Agosto já cruzou o cume, o caminho desce em direção ao outono, e Israel entra de forma vibrante no dia da alegria e do amor. Mas sem formalidades. O que celebramos e quem amamos?
Segundo a tradição, o 15º dia de Av, como um bom presságio, convida a passos em direção ao outro. É um dia ideal para realizar casamentos, fazer propostas ou, ao menos, presentear com flores ou chocolate. Algo semelhante ao Dia de São Valentim.
Mas não, não é um equivalente. É um protótipo extraordinário, com um significado profundo relacionado a cada um de nós. Um feriado que remonta às origens do povo judeu.
Do ódio…
Tudo começou de forma nada simples. No final do livro de Shoftim (Juízes), há o relato de um homem da tribo de Levi, que estava a caminho de casa com sua concubina. O dia estava chegando ao fim, o sol se punha, e os viajantes passaram a noite em uma cidade da tribo de Benjamim.
"Naqueles dias não havia rei em Israel; cada um fazia o que parecia bem aos seus olhos."[26]
Na casa que acolheu os hóspedes, aproximaram-se homens ímpios conhecidos na cidade. Eles levaram a concubina e abusaram dela a noite toda. Ao amanhecer, ela estava morta.
Chocado, o homem informou o ocorrido a todas as tribos de Israel, que, horrorizadas por tamanha brutalidade, exigiram que os culpados fossem entregues imediatamente. Após a recusa, começou uma guerra fratricida, que quase exterminou a tribo de Benjamim. Os sobreviventes tornaram-se párias, já que os israelitas juraram não dar suas filhas em casamento aos homens dessa tribo.
No entanto, quando a tribo de Benjamim estava à beira do desaparecimento, os israelitas se arrependeram do "boicote". No dia 15 do mês de Av, permitiram que os marginalizados tomassem esposas da cidade de Shiló.

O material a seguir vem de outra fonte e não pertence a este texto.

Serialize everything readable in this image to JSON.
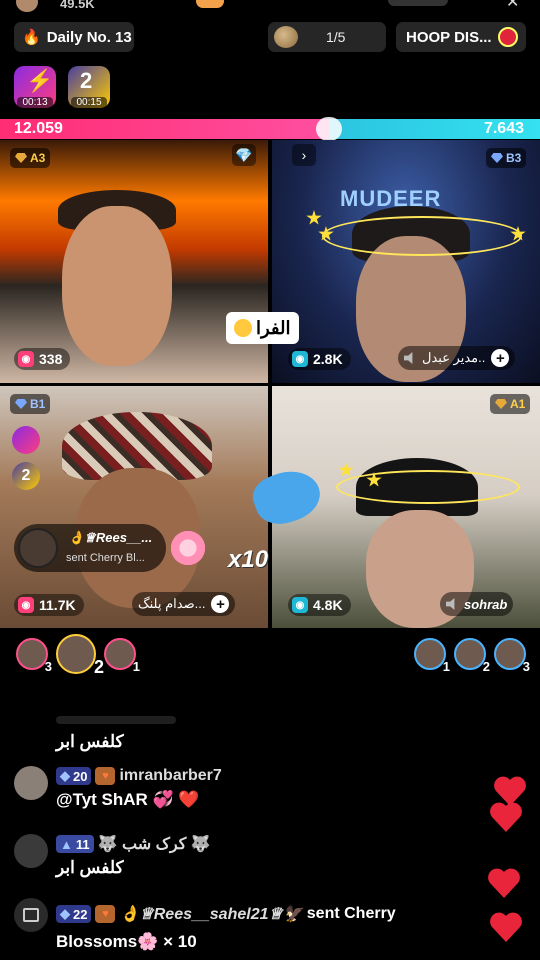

"E assim fizeram os filhos de Benjamim… E então partiram dali os filhos de Israel, cada um para sua tribo e sua família."[27]
Através dos espinhos…
Este capítulo de nossa história pôs fim às disputas por domínio e poder. E o 15º dia de Av tornou-se um símbolo de reconciliação e unidade no povo. Está escrito no livro Tiferet Shlomo que não houve dias tão bons para Israel como este, quando as tribos se aproximaram em mútua ajuda.
No entanto, os eventos subsequentes novamente expuseram divisões. Hoje, quase três mil anos depois, o povo judeu continua fragmentado em partes. É verdade que a divisão tradicional em doze tribos ficou no passado – agora estamos divididos em dezenas de "tribos" de origens étnicas e culturais diferentes, com percepções de mundo distintas, um leque variado de ideologias e posições, visões e interesses que quase não se cruzam.
O que, afinal, nos une como um único povo? Ou o que poderia nos unir? Seríamos capazes de estabelecer a paz entre nós? De nos tornarmos irmãos, e não apenas vizinhos que, no fundo, não se importam uns com os outros?
Essa questão não é meramente retórica, e a resposta ainda não foi encontrada.
Para o amor fraterno…
Na natureza e na humanidade, atuam duas forças: o amor e o ódio.
A natureza egoísta inata é uma força negativa, que cresce exponencialmente. Apesar de dependermos uns dos outros, muitas vezes não nos importamos com os outros. Frequentemente, tentamos ganhar às suas custas, às vezes os desprezamos, ignoramos ou até odiamos – no trabalho, no trânsito, na rua, na internet, em discussões políticas impiedosas, na família...
Mesmo quando amamos alguém, amamos pelos sentimentos agradáveis que ele nos proporciona, pelo bem que nos faz sentir. Assim que ele deixa de ser uma fonte de prazer, o encanto se desfaz e o amor desaparece.
Mas, espere, podemos chamar esse sentimento passageiro de "amor"?
Amar verdadeiramente significa desejar o bem para o outro. Mais ainda, agir para o bem do outro.
"Ame ao próximo como a si mesmo. Como a si mesmo, sem distinções. Como a si mesmo, sem discordâncias. Como a si mesmo, sem artimanhas ou truques. Realmente como a si mesmo."[28]
Quando você ama alguém, sente o que falta a ele e busca como agradá-lo. Como se por um instinto materno ampliado.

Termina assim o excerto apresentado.